Cybercrime, effects on economy

Written news tip below:
As cybersecurity gains in importance, global cooperation key

Video at left, expert discusses:
• Cybercrime's effects on the economy and consumers
• Damage caused by cybercrime
• Career opportunities

News tip: As cybersecurity gains in importance, global cooperation key

WEST LAFAYETTE - A Purdue University expert on computer security says that as cybercrime takes on a more global nature, it's more important than ever that governments around the world work together to combat the problem.

"We're seeing much larger scale fraud and criminal behavior that has an international aspect to it," says Eugene H. Spafford, the executive director of Purdue's CERIAS (Center for Education and Research in Information Assurance and Security). "We're also seeing a larger amount of espionage, both industrial espionage and nationally funded espionage. So, it's increasingly vital that global leaders take these threats seriously, put some resources into fighting cybercrime and cooperate with one another."

No group -- from home computer users, to corporations to the government -- is immune to cybercrime, he says. A recent study by the National Research Council suggests that computer crime is a drag on the U.S. economy by billions of dollars.

"As we're heading into what may be a recession, this is an area that should be of concern because it affects costs that are passed on to consumers," Spafford says.

One national threat, he says, is the possibility of criminals getting into systems critical to the U.S. Department of Defense, utility companies and the banking industry.

"It would be unlikely to bring the United States to a halt, but it could certainly be damaging," Spafford says of such criminal activity.

Because of the increased volume of cyber attacks, Spafford says new talent is needed in the computer security field.

"The whole area of computing, technology, security technology and reliable computing is one that has tremendous growth possibilities in the United States and around the world," he says. "In the areas of law enforcement and national defense we need a lot of talent."
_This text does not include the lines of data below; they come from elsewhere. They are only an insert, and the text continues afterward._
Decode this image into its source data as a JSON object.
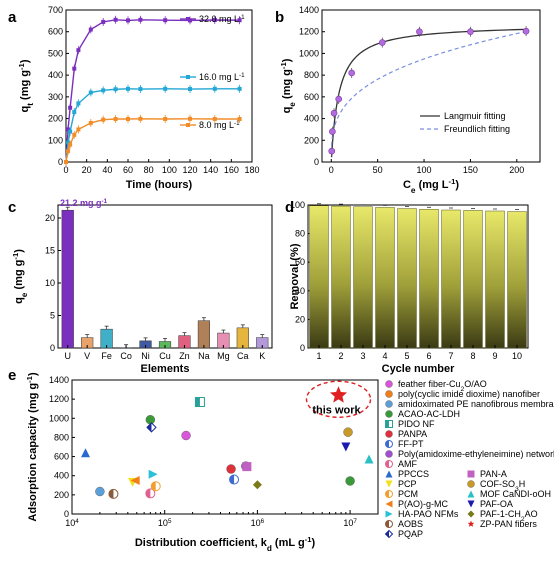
{
  "figure": {
    "background": "#ffffff"
  },
  "chart_data": [
    {
      "panel": "a",
      "type": "line",
      "xlabel": "Time (hours)",
      "ylabel": "q",
      "ylabel_sub": "t",
      "ylabel_unit": " (mg g",
      "ylabel_unit_end": ")",
      "ylabel_exp": "-1",
      "xlim": [
        0,
        180
      ],
      "ylim": [
        0,
        700
      ],
      "xticks": [
        "0",
        "20",
        "40",
        "60",
        "80",
        "100",
        "120",
        "140",
        "160",
        "180"
      ],
      "yticks": [
        "0",
        "100",
        "200",
        "300",
        "400",
        "500",
        "600",
        "700"
      ],
      "x": [
        0,
        2,
        4,
        8,
        12,
        24,
        36,
        48,
        60,
        72,
        96,
        120,
        144,
        168
      ],
      "series": [
        {
          "name": "32.0 mg L",
          "name_exp": "-1",
          "color": "#7b2fbf",
          "values": [
            0,
            150,
            250,
            430,
            515,
            610,
            645,
            655,
            652,
            655,
            653,
            652,
            654,
            653
          ]
        },
        {
          "name": "16.0 mg L",
          "name_exp": "-1",
          "color": "#22a7d6",
          "values": [
            0,
            90,
            140,
            230,
            270,
            320,
            330,
            335,
            337,
            336,
            337,
            336,
            337,
            337
          ]
        },
        {
          "name": "8.0 mg L",
          "name_exp": "-1",
          "color": "#f28c28",
          "values": [
            0,
            50,
            80,
            125,
            150,
            180,
            195,
            198,
            198,
            199,
            198,
            199,
            198,
            198
          ]
        }
      ]
    },
    {
      "panel": "b",
      "type": "scatter",
      "xlabel": "C",
      "xlabel_sub": "e",
      "xlabel_unit": " (mg L",
      "xlabel_unit_end": ")",
      "xlabel_exp": "-1",
      "ylabel": "q",
      "ylabel_sub": "e",
      "ylabel_unit": " (mg g",
      "ylabel_unit_end": ")",
      "ylabel_exp": "-1",
      "xlim": [
        -10,
        225
      ],
      "ylim": [
        0,
        1400
      ],
      "xticks": [
        "0",
        "50",
        "100",
        "150",
        "200"
      ],
      "yticks": [
        "0",
        "200",
        "400",
        "600",
        "800",
        "1000",
        "1200",
        "1400"
      ],
      "points": [
        {
          "x": 0.5,
          "y": 100
        },
        {
          "x": 1.2,
          "y": 280
        },
        {
          "x": 3,
          "y": 450
        },
        {
          "x": 8,
          "y": 580
        },
        {
          "x": 22,
          "y": 820
        },
        {
          "x": 55,
          "y": 1100
        },
        {
          "x": 95,
          "y": 1200
        },
        {
          "x": 150,
          "y": 1200
        },
        {
          "x": 210,
          "y": 1205
        }
      ],
      "marker_color": "#b36be0",
      "fits": [
        {
          "name": "Langmuir fitting",
          "color": "#333333",
          "qm": 1270,
          "KL": 0.12
        },
        {
          "name": "Freundlich fitting",
          "color": "#7a8fe0",
          "KF": 220,
          "n": 3.15
        }
      ]
    },
    {
      "panel": "c",
      "type": "bar",
      "xlabel": "Elements",
      "ylabel": "q",
      "ylabel_sub": "e",
      "ylabel_unit": " (mg g",
      "ylabel_unit_end": ")",
      "ylabel_exp": "-1",
      "ylim": [
        0,
        22
      ],
      "yticks": [
        "0",
        "5",
        "10",
        "15",
        "20"
      ],
      "categories": [
        "U",
        "V",
        "Fe",
        "Co",
        "Ni",
        "Cu",
        "Zn",
        "Na",
        "Mg",
        "Ca",
        "K"
      ],
      "values": [
        21.2,
        1.6,
        2.9,
        0.05,
        1.1,
        1.0,
        1.9,
        4.2,
        2.3,
        3.1,
        1.6
      ],
      "colors": [
        "#7b2fbf",
        "#e9a36a",
        "#3fb0c8",
        "#9bbbd2",
        "#3f5aa0",
        "#5cb85c",
        "#e06080",
        "#b08058",
        "#e78fb3",
        "#e6b53d",
        "#b399d9"
      ],
      "annotation": "21.2 mg g",
      "annotation_exp": "-1"
    },
    {
      "panel": "d",
      "type": "bar",
      "xlabel": "Cycle number",
      "ylabel": "Removal (%)",
      "ylim": [
        0,
        100
      ],
      "yticks": [
        "0",
        "20",
        "40",
        "60",
        "80",
        "100"
      ],
      "categories": [
        "1",
        "2",
        "3",
        "4",
        "5",
        "6",
        "7",
        "8",
        "9",
        "10"
      ],
      "values": [
        99.5,
        99.2,
        98.8,
        98.3,
        97.5,
        97.0,
        96.5,
        96.2,
        95.8,
        95.4
      ],
      "bar_color_top": "#e8e86a",
      "bar_color_bottom": "#3a3a14"
    },
    {
      "panel": "e",
      "type": "scatter",
      "xlabel": "Distribution coefficient, k",
      "xlabel_sub": "d",
      "xlabel_unit": " (mL g",
      "xlabel_unit_end": ")",
      "xlabel_exp": "-1",
      "ylabel": "Adsorption capacity (mg g",
      "ylabel_end": ")",
      "ylabel_exp": "-1",
      "xscale": "log",
      "xlim": [
        10000,
        20000000
      ],
      "ylim": [
        0,
        1400
      ],
      "xticks": [
        {
          "base": "10",
          "exp": "4",
          "v": 10000
        },
        {
          "base": "10",
          "exp": "5",
          "v": 100000
        },
        {
          "base": "10",
          "exp": "6",
          "v": 1000000
        },
        {
          "base": "10",
          "exp": "7",
          "v": 10000000
        }
      ],
      "yticks": [
        "0",
        "200",
        "400",
        "600",
        "800",
        "1000",
        "1200",
        "1400"
      ],
      "highlight_label": "this work",
      "legend_col1": [
        {
          "label": "feather fiber-Cu",
          "sub": "2",
          "label2": "O/AO",
          "shape": "circle",
          "color": "#d955d9"
        },
        {
          "label": "poly(cyclic imide dioxime) nanofiber",
          "shape": "circle",
          "color": "#f07f1a"
        },
        {
          "label": "amidoximated PE nanofibrous membrane",
          "shape": "circle",
          "color": "#5aa0d6"
        },
        {
          "label": "ACAO-AC-LDH",
          "shape": "circle",
          "color": "#3a9a3a"
        },
        {
          "label": "PIDO NF",
          "shape": "square-half",
          "color": "#2aa198"
        },
        {
          "label": "PANPA",
          "shape": "circle",
          "color": "#e0303a"
        },
        {
          "label": "FF-PT",
          "shape": "circle-half",
          "color": "#3f6ad0"
        },
        {
          "label": "Poly(amidoxime-ethyleneimine) network",
          "shape": "circle",
          "color": "#a050d0"
        },
        {
          "label": "AMF",
          "shape": "circle-half",
          "color": "#e06090"
        },
        {
          "label": "PPCCS",
          "shape": "triangle-up",
          "color": "#2a6ad0"
        },
        {
          "label": "PCP",
          "shape": "triangle-down",
          "color": "#f2e01a"
        },
        {
          "label": "PCM",
          "shape": "circle-half",
          "color": "#f0a030"
        },
        {
          "label": "P(AO)-g-MC",
          "shape": "triangle-left",
          "color": "#f07f1a"
        },
        {
          "label": "HA-PAO NFMs",
          "shape": "triangle-right",
          "color": "#2ac0d8"
        },
        {
          "label": "AOBS",
          "shape": "circle-half",
          "color": "#8a5a3a"
        },
        {
          "label": "PQAP",
          "shape": "diamond-half",
          "color": "#1a2a9a"
        }
      ],
      "legend_col2": [
        {
          "label": "PAN-A",
          "shape": "square",
          "color": "#c060c0"
        },
        {
          "label": "COF-SO",
          "sub": "3",
          "label2": "H",
          "shape": "circle",
          "color": "#c89a2a"
        },
        {
          "label": "MOF CaNDI-oOH",
          "shape": "triangle-up",
          "color": "#2ac0c8"
        },
        {
          "label": "PAF-OA",
          "shape": "triangle-down",
          "color": "#1a1ab0"
        },
        {
          "label": "PAF-1-CH",
          "sub": "2",
          "label2": "AO",
          "shape": "diamond",
          "color": "#7a7a1a"
        },
        {
          "label": "ZP-PAN fibers",
          "shape": "star",
          "color": "#e02020"
        }
      ],
      "points": [
        {
          "x": 14000,
          "y": 640,
          "shape": "triangle-up",
          "color": "#2a6ad0"
        },
        {
          "x": 20000,
          "y": 235,
          "shape": "circle",
          "color": "#5aa0d6"
        },
        {
          "x": 28000,
          "y": 210,
          "shape": "circle-half",
          "color": "#8a5a3a"
        },
        {
          "x": 45000,
          "y": 330,
          "shape": "triangle-down",
          "color": "#f2e01a"
        },
        {
          "x": 48000,
          "y": 350,
          "shape": "triangle-left",
          "color": "#f07f1a"
        },
        {
          "x": 70000,
          "y": 985,
          "shape": "circle",
          "color": "#3a9a3a"
        },
        {
          "x": 72000,
          "y": 905,
          "shape": "diamond-half",
          "color": "#1a2a9a"
        },
        {
          "x": 70000,
          "y": 215,
          "shape": "circle-half",
          "color": "#e06090"
        },
        {
          "x": 75000,
          "y": 415,
          "shape": "triangle-right",
          "color": "#2ac0d8"
        },
        {
          "x": 80000,
          "y": 290,
          "shape": "circle-half",
          "color": "#f0a030"
        },
        {
          "x": 170000,
          "y": 820,
          "shape": "circle",
          "color": "#d955d9"
        },
        {
          "x": 240000,
          "y": 1170,
          "shape": "square-half",
          "color": "#2aa198"
        },
        {
          "x": 520000,
          "y": 470,
          "shape": "circle",
          "color": "#e0303a"
        },
        {
          "x": 560000,
          "y": 360,
          "shape": "circle-half",
          "color": "#3f6ad0"
        },
        {
          "x": 750000,
          "y": 500,
          "shape": "circle",
          "color": "#a050d0"
        },
        {
          "x": 770000,
          "y": 495,
          "shape": "square",
          "color": "#c060c0"
        },
        {
          "x": 1000000,
          "y": 305,
          "shape": "diamond",
          "color": "#7a7a1a"
        },
        {
          "x": 9500000,
          "y": 855,
          "shape": "circle",
          "color": "#c89a2a"
        },
        {
          "x": 9000000,
          "y": 700,
          "shape": "triangle-down",
          "color": "#1a1ab0"
        },
        {
          "x": 16000000,
          "y": 575,
          "shape": "triangle-up",
          "color": "#2ac0c8"
        },
        {
          "x": 10000000,
          "y": 345,
          "shape": "circle",
          "color": "#3a9a3a"
        },
        {
          "x": 7500000,
          "y": 1240,
          "shape": "star",
          "color": "#e02020"
        }
      ]
    }
  ]
}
More about Eugene H. Spafford,
Executive Director, Center for Education and Research in Information Assurance and Security

Eugene Spafford is executive director of Purdue's Center for Education and Research in Information Assurance and Security, one of the world's leading centers for research and education in areas of information security. His research has focused on issues related to securing computers, networks and their data against criminal activities and failures.

Spafford has testified before various Congressional committees, advised agencies within the executive branch and worked with the U.S. military. He has served on technical advisory boards for the president, the U.S. Air Force and the FBI Regional Cybercrime Forensic Laboratory.

Spafford is frequently quoted in national media on cybersecurity issues. He has been a source for ABC News, CNN, the BBC and Canadian Broadcasting Co., along with national and regional NPR radio. He has appeared on several documentaries and has been quoted in Newsweek, The New York Times, Los Angeles Times, The Washington Post and Times of London, among other publications.